In a matter that is properly before us, respondent Ward contends that the district court erred in refusing to stay its proceedings, thereby not allowing the superior court to consider the requested transfer. A few hours before filing their counterclaim, respondents filed a motion to transfer the entire controversy to superior court on the basis that the counterclaim requested relief of a nature that conferred jurisdiction on the superior court. G.S. 7A-245 provides that the superior court is the proper division for trial of civil actions where, as in the counterclaim, the principal relief requested is:

(1) Injunctive relief against the enforcement of any statute, ordinance, or regulation; (2) ... (3) Declaratory relief to establish or disestablish the validity of any statute, ordinance, or regulation; or (4) The enforcement or declaration of any claim of constitutional right.

However, G.S. 7A-245(b) provides:

(b) When a case is otherwise properly in the district court division, a prayer for injunctive or declaratory relief by any party not a plaintiff on grounds stated in this section is not ground for transfer.

Since the relief asserted by respondents as grounds for the transfer was sought in a counterclaim and since a respondent's status in a contempt proceeding is comparable to that of a defendant in a civil action, under G.S. 7A-245(a) the superior court was not the proper division for consideration of this action and there were no grounds for transfer. Since the matter was properly in district court, respondents were not entitled under G.S. 7A-258(a) to move for a transfer to superior court. Thus, the prohibition contained in G.S. 7A-258(f)(1), against involuntary dismissal of an action in which a motion to transfer is pending, could not apply here to prohibit the dismissal by the court of respondent's counterclaim. Respondent Ward's contention is without merit.

Because the matter was properly in district court, we hold that the denial of respondents' oral motion for a continuance was not an abuse of discretion.

IV

Respondent Ward has neglected to address the sole substantive issue that is properly presented by his appeal: whether the judgment of the trial court finding Ward Lumber Company in civil contempt of court was correct.

In their answer to the contempt petition, respondents asserted the unconstitutionality of the statute and the inspection plan and the invalidity of the inspection warrant. Respondents presented no evidence at the hearing, only moving to strike the testimony of the State's witness and to dismiss the action because of the alleged unconstitutionality of the law and because OSH "in every respect failed to meet its obligation under the law." Respondents offered no proof in support of the allegations *354 of unconstitutionality. On appeal, Ward does not dispute the facts found by the court or even argue that they do not support the judgment of contempt. Under our rules of Appellate Procedure, failure to present arguments on questions raised by assignments of error in an appeal from a trial court constitutes abandonment of those assignments of error. App.R. 28(a). Nevertheless, we have carefully considered the trial court's judgment and hold that it was correct.

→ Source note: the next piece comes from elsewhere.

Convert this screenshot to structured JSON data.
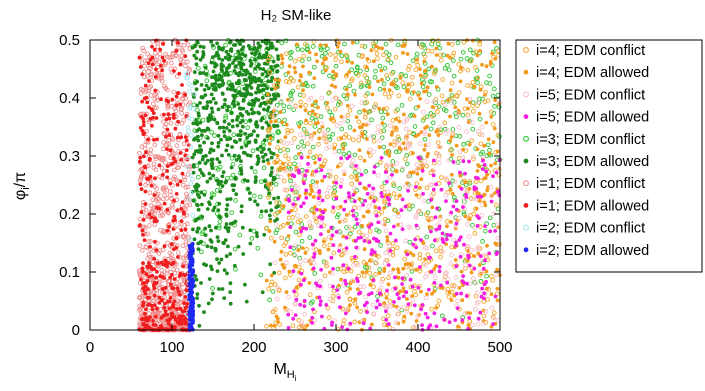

On appeal from judgments of civil contempt, our review is limited to the questions of whether the trial court's findings of fact are supported by any competent evidence in the record, Peoples v. Peoples, 8 N.C.App. 136, 174 S.E.2d 2 (1970), and whether the findings of fact warrant the judgment. Willis v. Willis, 2 N.C.App. 219, 162 S.E.2d 592 (1968). The facts found by the trial court are amply supported in the record in the form of testimony at the hearing and the search warrant and supporting affidavit. The court concluded from these facts, inter alia, that respondent had wilfully refused to submit to the inspection warrant and that it had shown no legal cause for that refusal. The court's judgment is supported by its findings and conclusions and must be affirmed.

Affirmed.

VAUGHN, C.J., and BRASWELL, J., concur.

VAUGHN, Chief Judge, concurring:

I would consider the matters respondent attempts to raise on their merits. I would then find that the order of the trial court is in all respects correct and that respondent's arguments are totally lacking in merit.